In postmenopausal osteoporosis the bone increasing effect of monofluorophosphate is not dependent on serum fluoride.

According to previous pharmacokinetic studies the bioavailability of fluorine (F) from sodium monofluorophosphate (MFP) doubles that of sodium fluoride (NaF). This paper reports a study designed to verify whether the vertebral bone mass increasing effect of NaF (30 mg F/day) was comparable to that of MFP (15 mg F/day), given for 18 months to osteoporotic postmenopausal women. The BMD of lumbar vertebrae of both groups showed significant increases (MFP: 60 +/- 15 mg/cm2, NaF: and 71 +/- 12 mg/cm2) over basal levels (P < 0.001). The difference between treatments was not significant (P = 0.532).
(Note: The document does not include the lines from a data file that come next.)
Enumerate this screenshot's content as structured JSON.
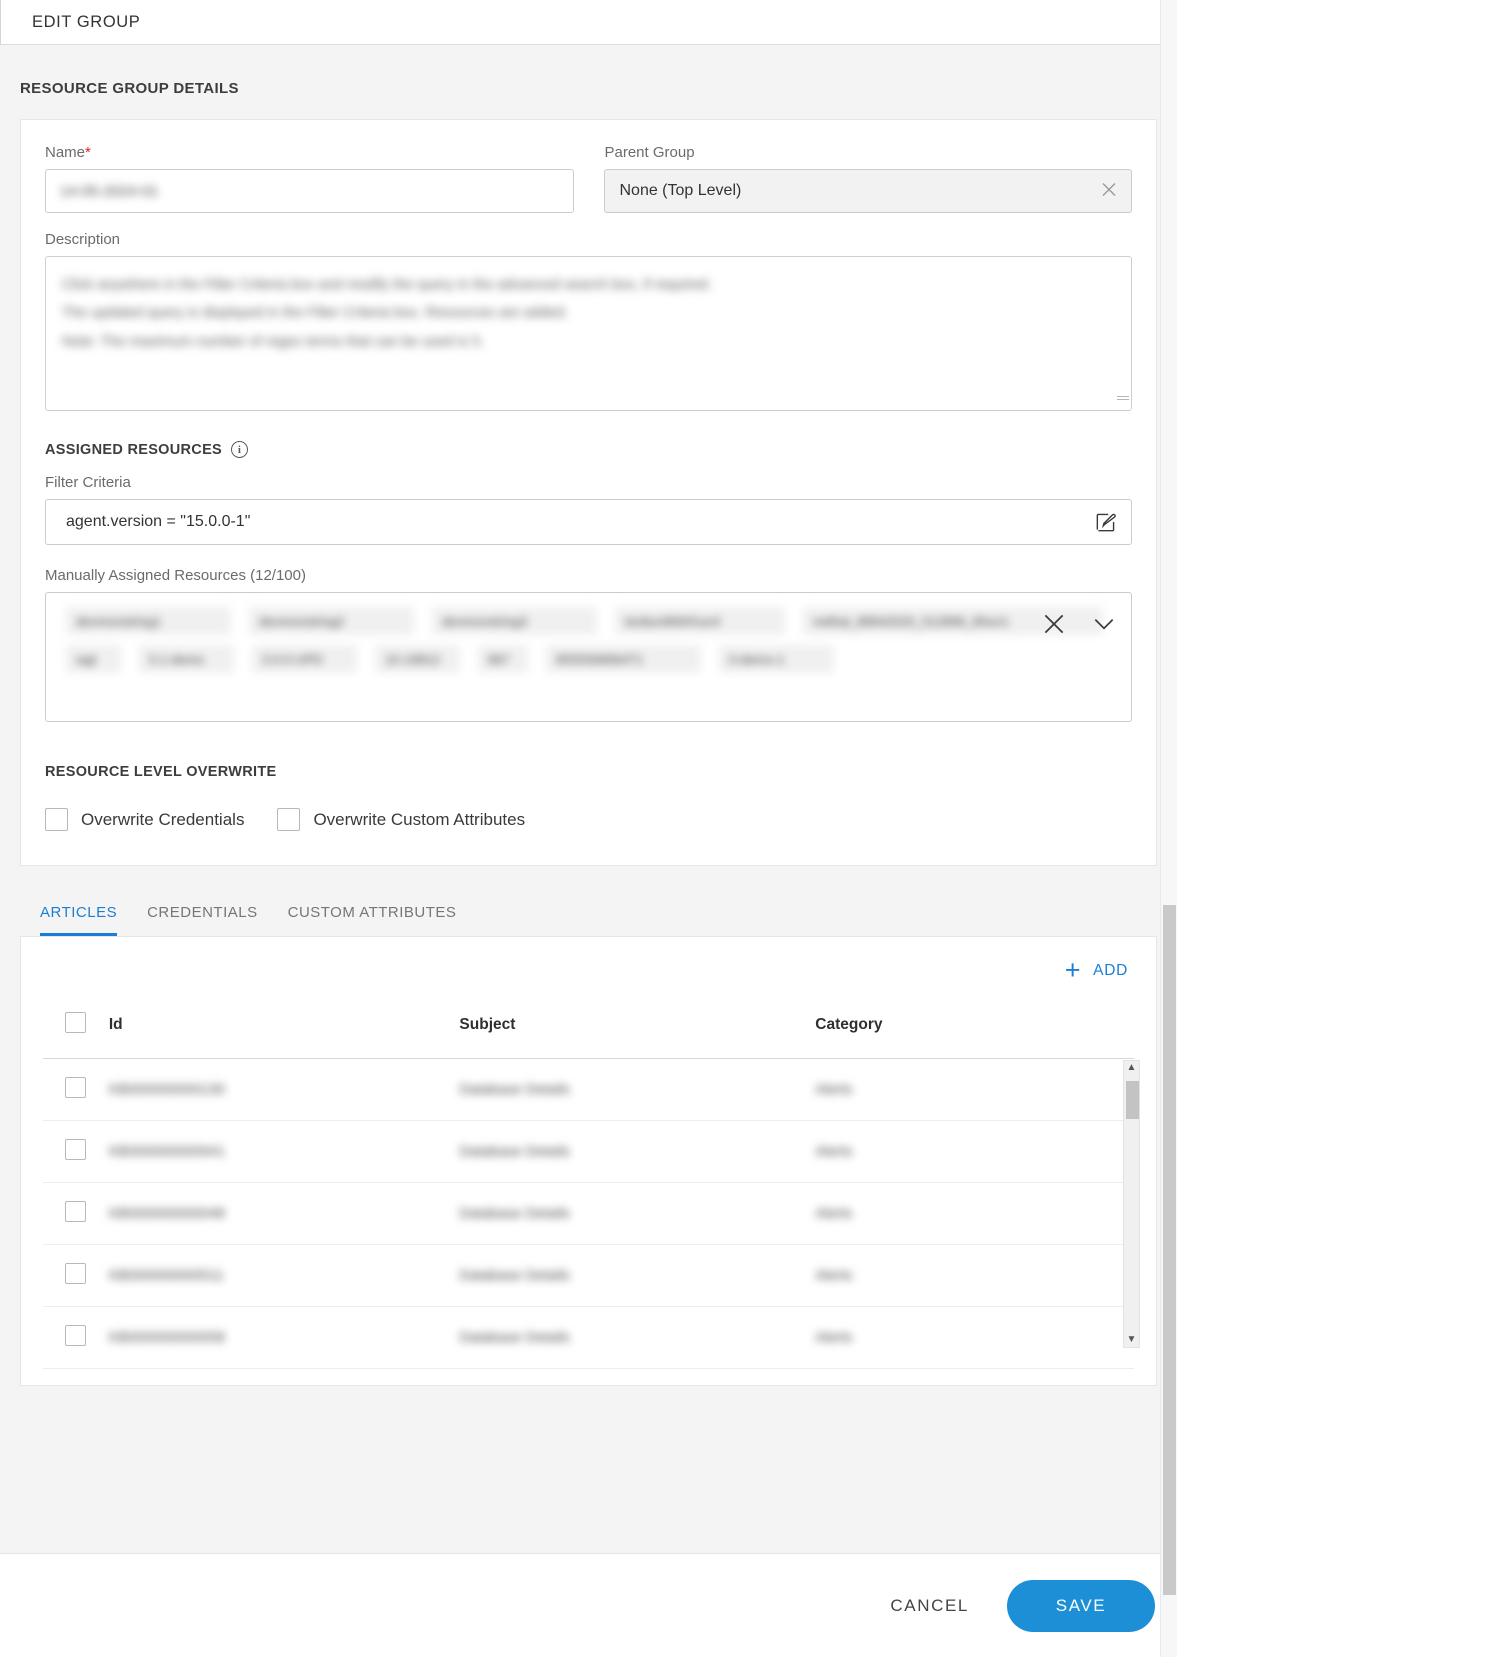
{
  "header": {
    "title": "EDIT GROUP"
  },
  "section": {
    "title": "RESOURCE GROUP DETAILS"
  },
  "form": {
    "name_label": "Name",
    "name_required_mark": "*",
    "name_value": "14-05-2024-01",
    "parent_label": "Parent Group",
    "parent_value": "None (Top Level)",
    "parent_clear_icon": "close-icon",
    "description_label": "Description",
    "description_value": "Click anywhere in the Filter Criteria box and modify the query in the advanced search box, if required.\nThe updated query is displayed in the Filter Criteria box. Resources are added.\nNote: The maximum number of regex terms that can be used is 5."
  },
  "assigned": {
    "heading": "ASSIGNED RESOURCES",
    "info_icon": "info-icon",
    "filter_label": "Filter Criteria",
    "filter_value": "agent.version = \"15.0.0-1\"",
    "filter_edit_icon": "edit-pencil-icon",
    "manual_label": "Manually Assigned Resources (12/100)",
    "manual_count": 12,
    "manual_max": 100,
    "clear_icon": "close-icon",
    "expand_icon": "chevron-down-icon",
    "chips": [
      "devmonstring1",
      "devmonstring2",
      "devmonstring3",
      "testlun96WXun4",
      "redhat_88942020_512896_80un1",
      "wgt",
      "0.1-demo",
      "3.0.0-UPD",
      "10-19812",
      "867",
      "8555568964T1",
      "0-demo-1"
    ]
  },
  "overwrite": {
    "heading": "RESOURCE LEVEL OVERWRITE",
    "options": [
      {
        "label": "Overwrite Credentials",
        "checked": false
      },
      {
        "label": "Overwrite Custom Attributes",
        "checked": false
      }
    ]
  },
  "tabs": [
    {
      "label": "ARTICLES",
      "active": true
    },
    {
      "label": "CREDENTIALS",
      "active": false
    },
    {
      "label": "CUSTOM ATTRIBUTES",
      "active": false
    }
  ],
  "articles": {
    "add_label": "ADD",
    "add_icon": "plus-icon",
    "columns": [
      "Id",
      "Subject",
      "Category"
    ],
    "rows": [
      {
        "id": "KB000000000130",
        "subject": "Database Details",
        "category": "Alerts"
      },
      {
        "id": "KB000000000941",
        "subject": "Database Details",
        "category": "Alerts"
      },
      {
        "id": "KB000000000048",
        "subject": "Database Details",
        "category": "Alerts"
      },
      {
        "id": "KB000000000511",
        "subject": "Database Details",
        "category": "Alerts"
      },
      {
        "id": "KB000000000058",
        "subject": "Database Details",
        "category": "Alerts"
      }
    ],
    "scroll_up_icon": "caret-up-icon",
    "scroll_down_icon": "caret-down-icon"
  },
  "footer": {
    "cancel_label": "CANCEL",
    "save_label": "SAVE"
  },
  "colors": {
    "accent": "#1a7fd4",
    "save_button": "#1c8fd6",
    "required": "#e02020"
  }
}
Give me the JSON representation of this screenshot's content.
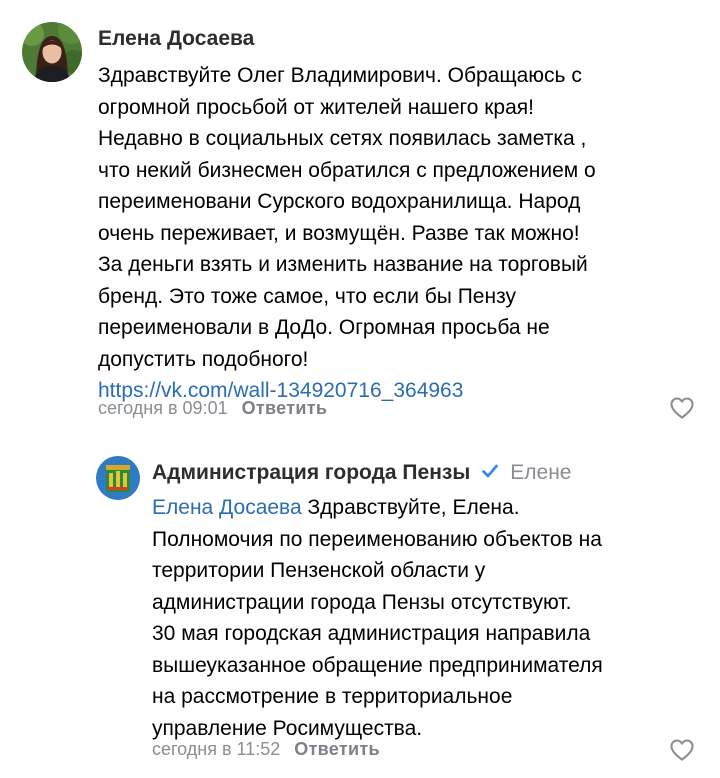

The serum levels of ionic F (the mitogenic species on osteoblasts) were not related to the above mentioned effects. In NaF-treated patients, the fasting levels of total serum F increased significantly (6.7 +/- 0.9 microM vs. Basal: 2.0 +/- 0.8 microM; P < 0.001). This phenomenon was accounted for by ionic fluoride that increased over 20-fold (6.5 +/- 1.9 microM vs. Basal: 0.3 +/- 0.04 microM). In MFP-treated patients the fasting serum levels of total (7.0 +/- 0.7 microM vs. Basal: 2.2 +/- 0.9 M) and diffusible F (0.5 +/- 0.02 microM vs. Basal 0.2 +/- 0.02 microM) increased significantly (P < 0.001). The increase in the non diffusible F fraction is accounted for by protein-bound F, probably by the complexes formed between MFP and alpha 2-macroglobulin and C3. Serum diffusible F was formed by two fractions: ionic F and F bound to low molecular weight macromolecule/s (2,200 +/- 600 Da), in approximately equal amounts. The general information afforded by the present observations support the hypothesis that ionic F is released progressively during the metabolism of MFP bound to alpha 2-macroglobulin and C3. These phenomena explain why comparable effects to those obtained with 30 mg F/d of NaF could by obtained with one half the dose of MFP.